Una vez intentó bailar en un acto de fin de año. Cosa para lo que no era malo. Era pésimo. El ser humano puede llegar a rayar en cualquier ridiculez con tal de lograr sus objetivos.

Como aquellas famosas diez de Egipto. Locura de canción. Ocho niños y ocho niñas protagonistas de un sorteo; El pequeñín, con la simple sensación de que podría bailar con ella, ya se sentía estar, en una de esas opulentas ceremonias donde eligen las próximas sedes de mundiales de fútbol u olimpiadas. Su corazón se quería salir de su pecho, podía sentir, como el distintivo (insignia) del colegio palpitaba en su uniforme blanco. Primera pareja: fulano y fulana, segunda pareja: zutano y zutana… así sucesivamente, y como si el infausto Cortázar estuviera presente, quedaban dos parejas por definir. El, jugaba con su imaginación hasta en los momentos más delicados de su vida, escuchaba en su subconsciente:

-       Si por algún motivo ajeno a su voluntad, la ganadora o ganador no pudiere ejercer su cargo, el mismo será ocupado inmediatamente por el segundo lugar.

Y reía, en primer plano, recordando a los moderadores u oradores y la frase que siempre dicen en los certámenes de belleza de su país en los momentos cruciales. Y de segundo plano, (volviendo a la realidad), era imposible pensar que podía bailar con ella, la inalcanzable. Los caballeros se acercaron al escritorio y tomaron un papel cada uno. Había algo raro. La profesora daba el papel en las manos. Cuando el pequeño, desplegó su papel y leyó el nombre, pensó por un momento que iba a ser víctima de un accidente cerebro vascular o que alguna cámara cándida circundaba por los techos del salón de clases: su papel, decía en perfecto y metódico Palmer, su nombre y apellido. Ella. Fue el momento más feliz que almacenó en sus depósitos de memoria por muchos años. Esa noche durmió como un serafín.

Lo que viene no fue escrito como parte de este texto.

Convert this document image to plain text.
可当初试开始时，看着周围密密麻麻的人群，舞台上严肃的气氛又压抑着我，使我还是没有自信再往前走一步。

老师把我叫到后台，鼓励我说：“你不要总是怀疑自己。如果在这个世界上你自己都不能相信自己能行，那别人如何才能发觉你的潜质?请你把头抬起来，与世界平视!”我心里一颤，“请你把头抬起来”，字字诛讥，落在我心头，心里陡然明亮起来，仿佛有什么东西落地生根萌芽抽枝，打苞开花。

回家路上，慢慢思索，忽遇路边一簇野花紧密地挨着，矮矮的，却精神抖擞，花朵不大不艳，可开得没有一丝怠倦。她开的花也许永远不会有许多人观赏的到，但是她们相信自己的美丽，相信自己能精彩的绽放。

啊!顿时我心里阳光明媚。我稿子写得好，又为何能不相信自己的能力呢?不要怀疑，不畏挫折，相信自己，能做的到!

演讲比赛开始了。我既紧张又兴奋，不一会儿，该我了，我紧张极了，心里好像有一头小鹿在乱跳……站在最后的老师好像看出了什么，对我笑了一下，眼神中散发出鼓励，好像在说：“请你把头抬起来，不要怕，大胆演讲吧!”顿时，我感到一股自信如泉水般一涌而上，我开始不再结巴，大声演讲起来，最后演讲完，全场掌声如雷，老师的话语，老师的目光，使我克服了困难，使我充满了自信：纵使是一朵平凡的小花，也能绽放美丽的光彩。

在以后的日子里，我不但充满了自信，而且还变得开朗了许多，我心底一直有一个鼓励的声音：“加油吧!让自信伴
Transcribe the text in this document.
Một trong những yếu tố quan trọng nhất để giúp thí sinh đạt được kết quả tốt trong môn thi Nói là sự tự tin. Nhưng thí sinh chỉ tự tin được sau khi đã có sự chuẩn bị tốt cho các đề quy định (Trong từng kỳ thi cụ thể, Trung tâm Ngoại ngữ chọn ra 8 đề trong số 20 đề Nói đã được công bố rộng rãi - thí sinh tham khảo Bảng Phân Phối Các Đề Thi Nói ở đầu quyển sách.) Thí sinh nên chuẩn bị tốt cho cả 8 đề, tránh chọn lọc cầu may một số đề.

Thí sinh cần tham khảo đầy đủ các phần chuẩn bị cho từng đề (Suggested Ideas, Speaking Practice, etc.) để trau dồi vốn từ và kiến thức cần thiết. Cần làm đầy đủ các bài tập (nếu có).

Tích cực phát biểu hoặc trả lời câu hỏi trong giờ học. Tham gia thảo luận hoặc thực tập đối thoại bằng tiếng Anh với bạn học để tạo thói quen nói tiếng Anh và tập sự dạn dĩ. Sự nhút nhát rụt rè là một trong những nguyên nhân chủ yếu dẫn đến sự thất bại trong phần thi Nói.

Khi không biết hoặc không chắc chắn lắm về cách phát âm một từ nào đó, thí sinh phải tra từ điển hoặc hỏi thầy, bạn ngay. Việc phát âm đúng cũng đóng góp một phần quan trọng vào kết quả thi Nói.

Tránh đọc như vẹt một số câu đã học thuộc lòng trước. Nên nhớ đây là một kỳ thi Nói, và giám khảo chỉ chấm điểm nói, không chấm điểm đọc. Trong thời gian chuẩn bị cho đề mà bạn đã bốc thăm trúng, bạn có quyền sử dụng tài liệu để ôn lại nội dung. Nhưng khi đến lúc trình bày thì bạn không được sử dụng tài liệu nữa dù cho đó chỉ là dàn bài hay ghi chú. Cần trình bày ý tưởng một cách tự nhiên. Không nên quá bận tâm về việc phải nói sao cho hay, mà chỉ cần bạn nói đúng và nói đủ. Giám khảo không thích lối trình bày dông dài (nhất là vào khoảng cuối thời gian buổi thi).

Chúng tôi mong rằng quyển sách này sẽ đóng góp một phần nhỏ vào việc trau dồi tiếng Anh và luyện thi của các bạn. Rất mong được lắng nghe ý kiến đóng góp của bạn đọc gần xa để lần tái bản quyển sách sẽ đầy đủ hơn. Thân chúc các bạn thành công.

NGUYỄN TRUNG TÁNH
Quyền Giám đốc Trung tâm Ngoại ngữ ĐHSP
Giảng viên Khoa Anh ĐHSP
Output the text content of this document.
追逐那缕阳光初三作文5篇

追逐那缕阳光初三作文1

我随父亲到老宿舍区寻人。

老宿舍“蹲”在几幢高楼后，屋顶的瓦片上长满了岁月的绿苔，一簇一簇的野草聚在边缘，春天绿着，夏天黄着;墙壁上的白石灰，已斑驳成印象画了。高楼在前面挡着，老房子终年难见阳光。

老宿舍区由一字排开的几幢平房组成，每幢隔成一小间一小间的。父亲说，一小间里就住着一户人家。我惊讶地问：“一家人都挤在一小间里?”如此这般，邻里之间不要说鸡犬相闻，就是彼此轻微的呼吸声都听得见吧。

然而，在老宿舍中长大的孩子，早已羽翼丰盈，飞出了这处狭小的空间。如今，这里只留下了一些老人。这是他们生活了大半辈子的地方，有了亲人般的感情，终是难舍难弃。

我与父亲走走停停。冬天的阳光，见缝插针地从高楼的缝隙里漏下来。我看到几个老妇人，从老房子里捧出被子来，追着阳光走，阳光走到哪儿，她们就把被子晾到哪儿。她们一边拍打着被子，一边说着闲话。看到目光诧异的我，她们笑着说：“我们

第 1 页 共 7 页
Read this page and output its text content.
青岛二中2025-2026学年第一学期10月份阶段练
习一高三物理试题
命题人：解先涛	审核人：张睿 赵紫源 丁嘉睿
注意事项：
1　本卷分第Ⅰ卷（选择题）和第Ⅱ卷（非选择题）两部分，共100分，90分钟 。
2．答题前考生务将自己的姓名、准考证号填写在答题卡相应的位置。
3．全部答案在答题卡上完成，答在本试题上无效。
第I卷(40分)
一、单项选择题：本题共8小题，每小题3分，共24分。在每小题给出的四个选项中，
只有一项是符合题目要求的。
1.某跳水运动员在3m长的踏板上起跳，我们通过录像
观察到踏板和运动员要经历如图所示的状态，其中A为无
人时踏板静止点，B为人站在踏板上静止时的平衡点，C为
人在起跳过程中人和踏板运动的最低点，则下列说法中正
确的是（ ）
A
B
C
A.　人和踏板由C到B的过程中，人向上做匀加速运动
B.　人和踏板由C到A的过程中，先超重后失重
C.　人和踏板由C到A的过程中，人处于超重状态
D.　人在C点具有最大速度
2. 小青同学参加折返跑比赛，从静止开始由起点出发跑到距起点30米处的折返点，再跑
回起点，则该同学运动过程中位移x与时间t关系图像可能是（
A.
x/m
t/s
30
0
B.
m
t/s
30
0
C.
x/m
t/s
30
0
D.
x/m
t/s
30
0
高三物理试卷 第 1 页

Pudo hablarle con  frecuencia, escuchar su opinión de los pasos de la coreografía, oír embelesado cada palabra que pronunciaban esos labios tan cerca de su propia cara, mientras sus brazos rodeaban la diminuta cintura de ella y los de ella rodeaban sin afán, el cuello de su selecto galán. Su aliento se mezclaba con la precoz respiración del chico. Esas fueron las escenas más cercanas a un beso que pudo experimentar. Nunca dejó de repetirse mentalmente los ardientes ojos de la chica dirigiéndose a los suyos. Vaya gloria de momento. Al final de aquel ensayo, la profesora dijo que quería, redistribuir. Casi se arrodilla, llora y grita en silencio:

-       ¿cómo me la van a quitar?

Sentía que le iban a arrancar un órgano, un pulmón, la médula espinal. La redistribución solo favorecía a dos parejas, entre ellas, la de él, pues eran simétricos en estatura: jamás se alegró de ser del mismo tamaño de alguien como ese día, pensó que eso era una señal y se siguió ilusionando, y alimentándose de ella. De su energía.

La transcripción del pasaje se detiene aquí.